All philosophy has to do with the great God question. And it tries to cleanse. Its object is to cleanse religion of its mere superstition, its grosser superstition. And it’s not been quite in vain.
But, you see, the religion is very feminine. In philosophy, the only woman we know of in philosophy hated it. Her name was Xanthippi. She hated it; poured slops out the window on the philosophers when they were talking. That’s a fact. It’s a fact; that’s history.
And then you come to science, and that is more feminine than you’d realize. All science is domestic science—has to do with man’s domestication on this planet and our hold on the planet. And as for the laboratories, they’re nothing but glorified kitchens.
And then you come to the side where the wisdom is, the sayings of insight, the penetration into life, and that generally comes under the name of “gossip”—rises from our general talk about each other, guessing at each other. We guess at each other.
Well, gossip, rising to journalism; then, to chronicle; then, to history; then, to all drama and literature; and finishing off in poetry. But that’s all down at that end, very feminine—has to do with men and women altogether.
The religious end, very feminine, too, you know. Well, all you have to do is to think of Eve and Mary—(You see, there are two women.)—and Venus. Eve, Mary, and Venus; makes religion very feminine. This is a feminist talk, you see—just occurred to me!
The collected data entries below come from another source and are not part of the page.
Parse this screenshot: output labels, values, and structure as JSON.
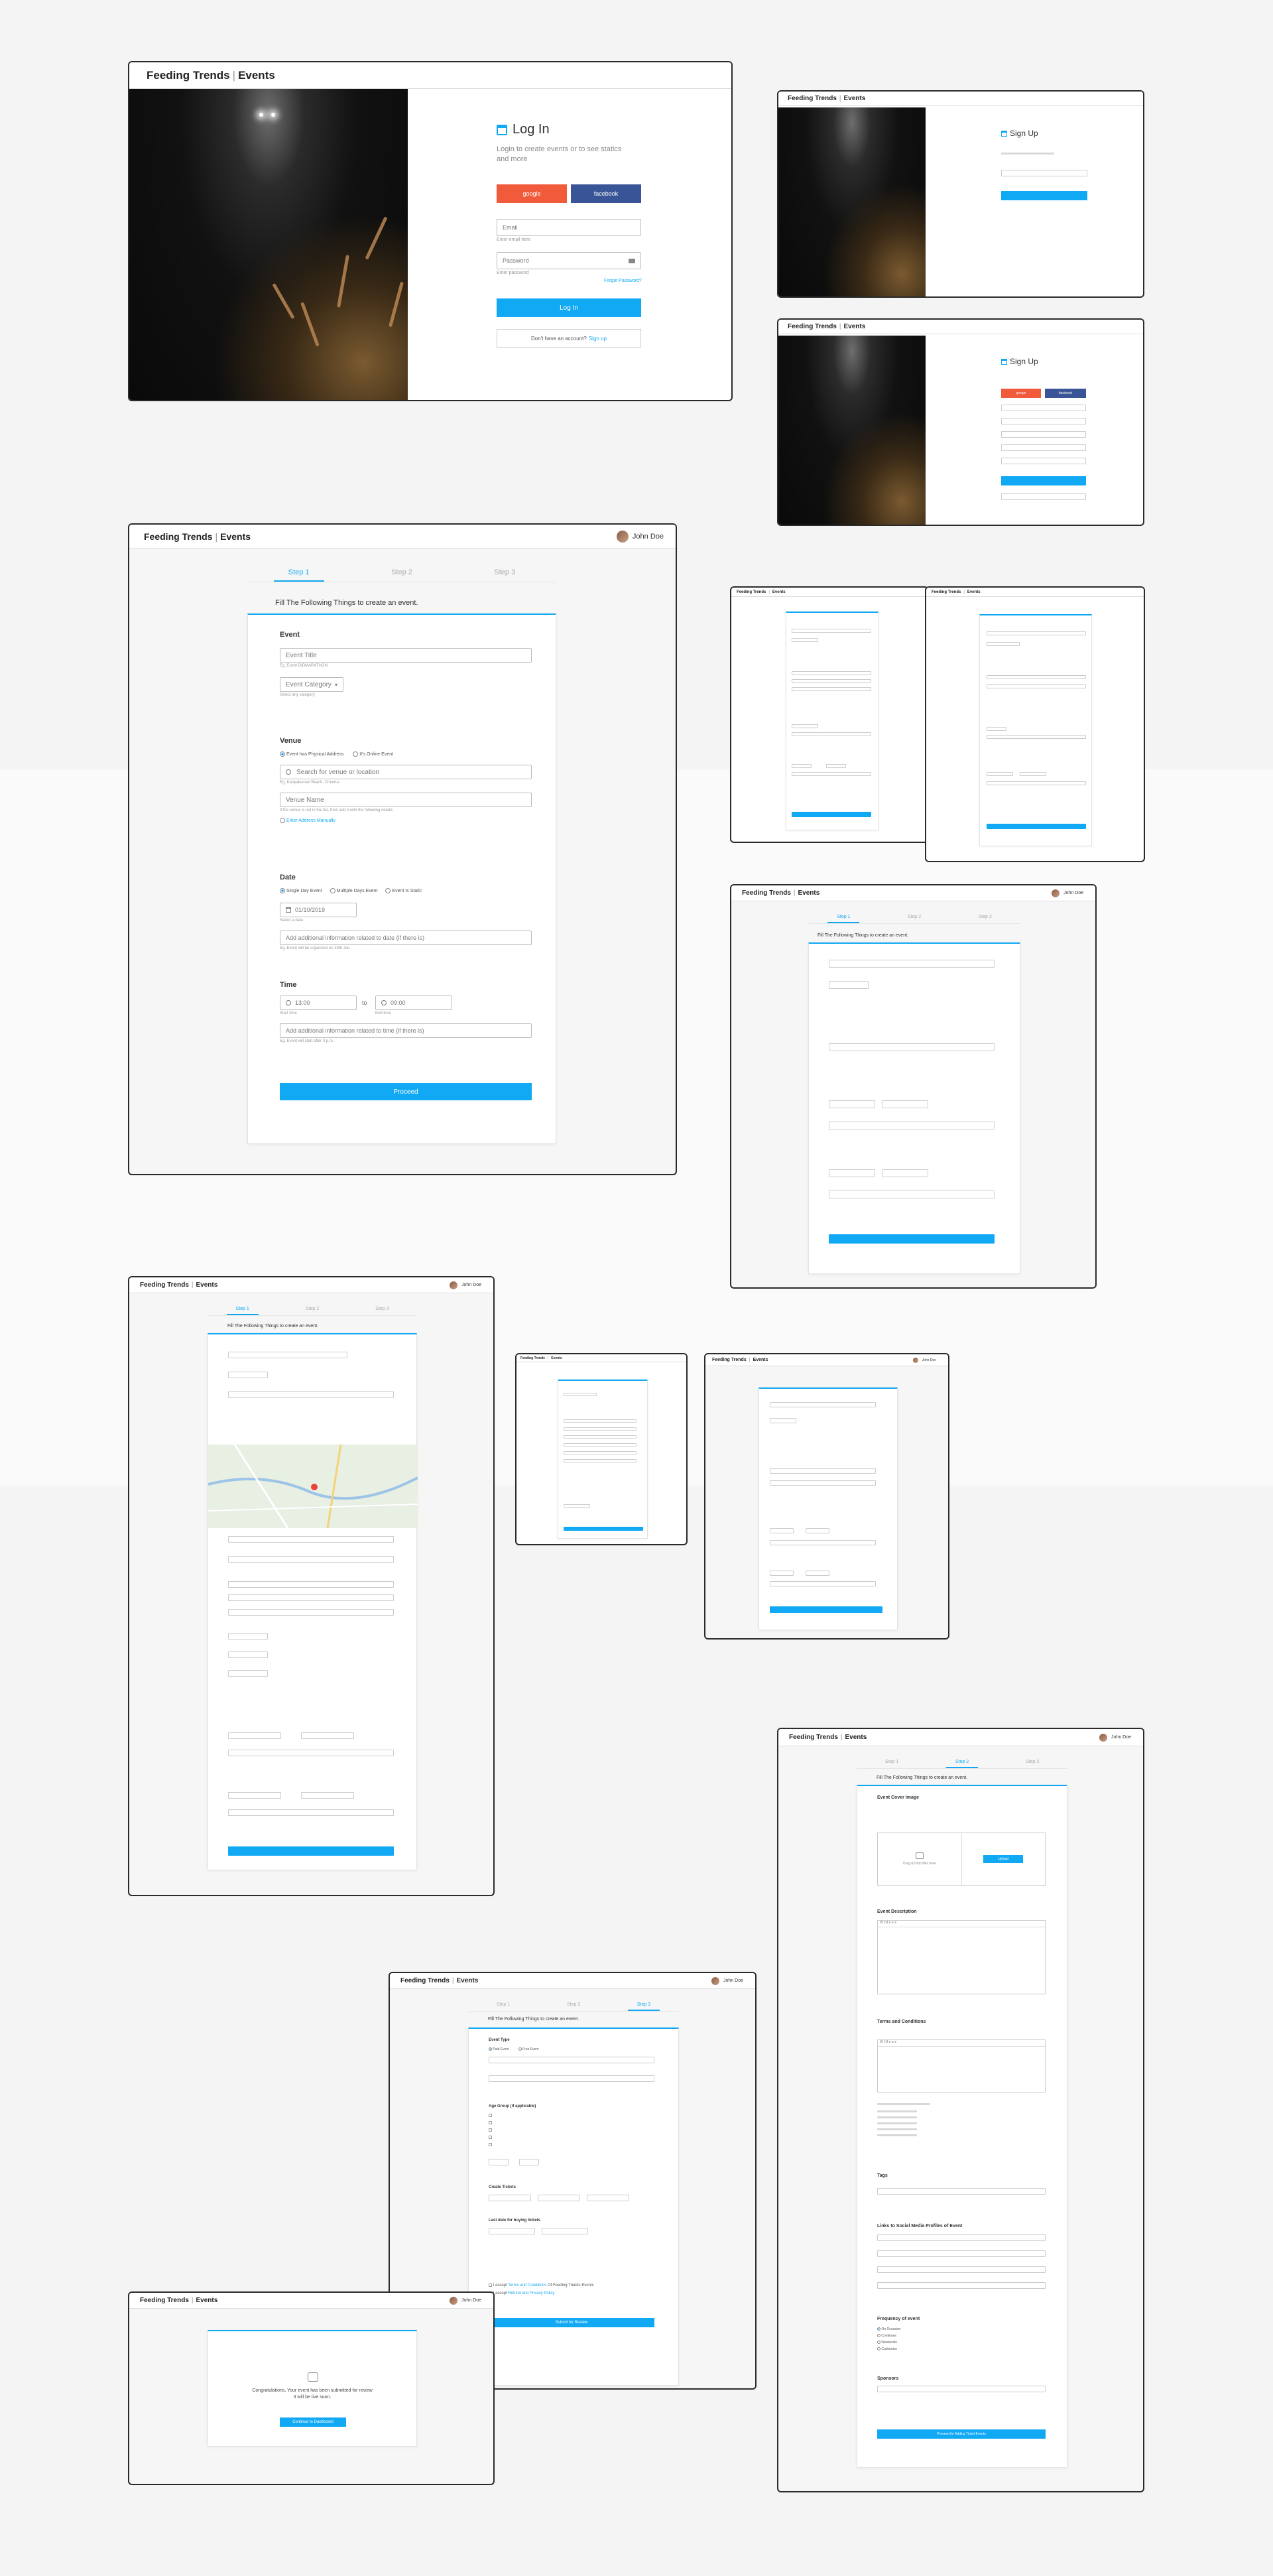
{
  "brand": {
    "name": "Feeding Trends",
    "section": "Events"
  },
  "user": {
    "name": "John Doe"
  },
  "login": {
    "title": "Log In",
    "subtitle": "Login to create events or to see statics and more",
    "google": "google",
    "facebook": "facebook",
    "email_placeholder": "Email",
    "email_hint": "Enter email here",
    "password_placeholder": "Password",
    "password_hint": "Enter password",
    "forgot": "Forgot Password?",
    "submit": "Log In",
    "signup_prompt": "Don't have an account?",
    "signup_link": "Sign up"
  },
  "signup": {
    "title": "Sign Up",
    "google": "google",
    "facebook": "facebook",
    "submit": "Sign Up"
  },
  "wizard": {
    "steps": [
      "Step 1",
      "Step 2",
      "Step 3"
    ],
    "heading": "Fill The Following Things to create an event.",
    "event_section": "Event",
    "event_title_placeholder": "Event Title",
    "event_title_hint": "Eg. Event DIDMARATHON",
    "event_category_placeholder": "Event Category",
    "event_category_hint": "Select any category",
    "venue_section": "Venue",
    "venue_option1": "Event has Physical Address",
    "venue_option2": "It's Online Event",
    "venue_search_placeholder": "Search for venue or location",
    "venue_search_hint": "Eg. Kanyakumari Beach, Chennai",
    "venue_name_placeholder": "Venue Name",
    "venue_name_hint": "If the venue is not in the list, then add it with the following details",
    "venue_add_details": "Enter Address Manually",
    "date_section": "Date",
    "date_option1": "Single Day Event",
    "date_option2": "Multiple Days Event",
    "date_option3": "Event Is Static",
    "date_value": "01/10/2019",
    "date_hint": "Select a date",
    "date_extra_placeholder": "Add additional information related to date (if there is)",
    "date_extra_hint": "Eg. Event will be organized on 30th Jan",
    "time_section": "Time",
    "time_start": "13:00",
    "time_start_hint": "Start time",
    "time_to": "to",
    "time_end": "09:00",
    "time_end_hint": "End time",
    "time_extra_placeholder": "Add additional information related to time (if there is)",
    "time_extra_hint": "Eg. Event will start after 3 p.m.",
    "proceed": "Proceed"
  },
  "step3": {
    "cover": "Event Cover Image",
    "cover_drop": "Drag & Drop files here",
    "upload": "Upload",
    "description": "Event Description",
    "terms": "Terms and Conditions",
    "tags": "Tags",
    "social": "Links to Social Media Profiles of Event",
    "frequency": "Frequency of event",
    "frequency_options": [
      "On Occasion",
      "Continues",
      "Weekends",
      "Customize"
    ],
    "sponsors": "Sponsors",
    "submit": "Proceed for Adding Ticket Events"
  },
  "step2": {
    "event_type": "Event Type",
    "type_options": [
      "Paid Event",
      "Free Event"
    ],
    "age_group": "Age Group (if applicable)",
    "tickets": "Create Tickets",
    "last_date": "Last date for buying tickets",
    "accept1_prefix": "I accept",
    "accept1_link": "Terms and Conditions",
    "accept1_suffix": "Of Feeding Trends Events",
    "accept2_prefix": "I accept",
    "accept2_link": "Refund and Privacy Policy",
    "submit": "Submit for Review"
  },
  "congrats": {
    "message": "Congratulations, Your event has been submitted for review",
    "message2": "It will be live soon.",
    "button": "Continue to Dashboard"
  }
}
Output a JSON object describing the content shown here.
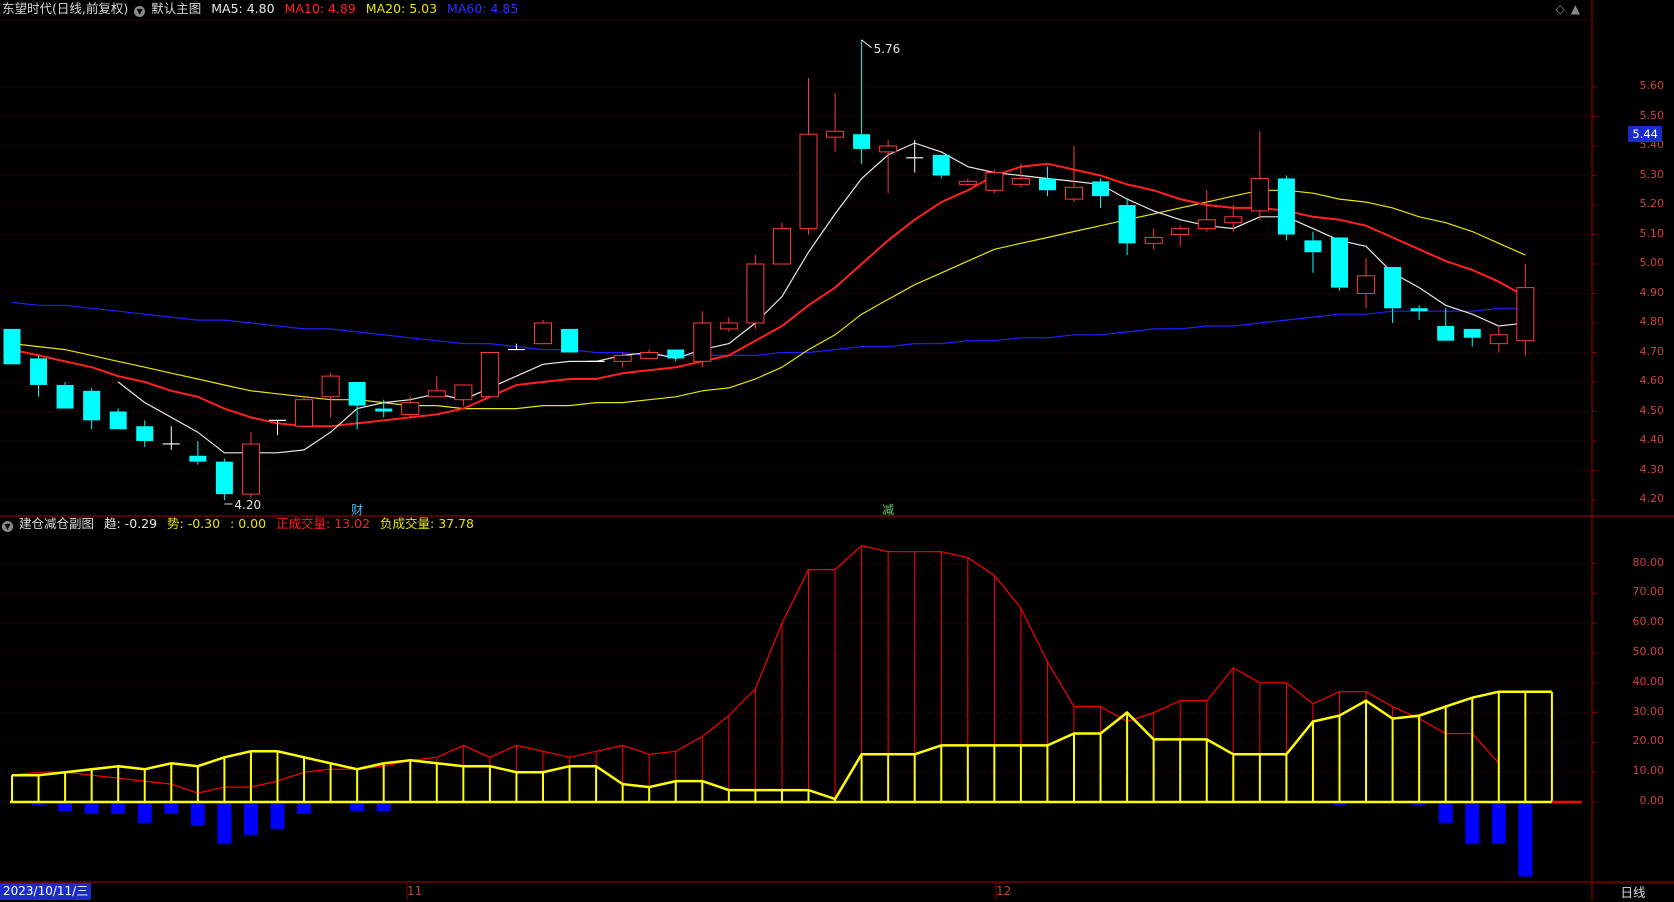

It’s just to show you how these things are made. The talk that I’m making about that now, free and easy and sweeping, someday’ll be a long poem, maybe. […]
My wish has been strangely near fulfilled. You see, I’m still a professor, here tonight, teaching. (This is a large class.) I’ve been growing more and more aware that my dream has been realized, that I only have ten or fifteen or twenty classes a year.
I’ll say this, not every one is entirely fresh and new. I can use an idea as it develops—as it develops—and while it’s developing I can use it three times. So, three into twenty-one goes seven lectures a year. I suppose it’s twenty-one; something like that.
Now, the poems have all got to do with things. There’s always a kernel sentence in one of them that is one of these insights that I say belong to the gossip end of life, the wisdom. And I wouldn’t value them unless they had that little touch.
Let’s take one that was quoted from. The line was, “Earth’s the right place for love.” That’s from one of my poems. I’ll say the poem that’s in. “Earth’s the right place for love: / I don’t know where it’s likely to go better,” I say in the poem. I didn’t know when I started the poem I was going to say that. But I came on that flash of the meaning to me, out of much living.I
One little sentence like that is out of much living. And that’s so hard for some people to understand. It looks so simple, so little. But the triumph of it is that it just comes to a few words out of many days and many, many, many pleasures and pains. […]
[Mr. Frost said his poem “Birches.”]
You notice two lines in it that were what probably the Lord was making me write it for—the muse was making me write it for—to get in the line, “It’s when I’m weary of considerations.” I didn’t know I was going to get it in, but something saw that I got that in. And the other was, “Earth’s the right place for love: / I don’t know where it’s likely to go better.”
And that’s what it’s all about, that and the story—the gossip; the gossip; the story. It’s gossipy; nature gossip.
—at the University of Minnesota, October 18, 1961:
I’M ALMOST as interested in education as I am in poetry. […] I’ve had so much to do with education that I say I’m like some monkeys that Darwin tells about.
He showed them a bagful of snakes. And they looked at ’em and shrieked and threw up their arms and fled. But they couldn’t stay away. They kept coming back and looking into the bag at the snakes and throwing up their arms and shrieking and running away again.
That’s the way I’ve done for education, about the last fifty, sixty years—sixty, sixty-five years. And here I am again.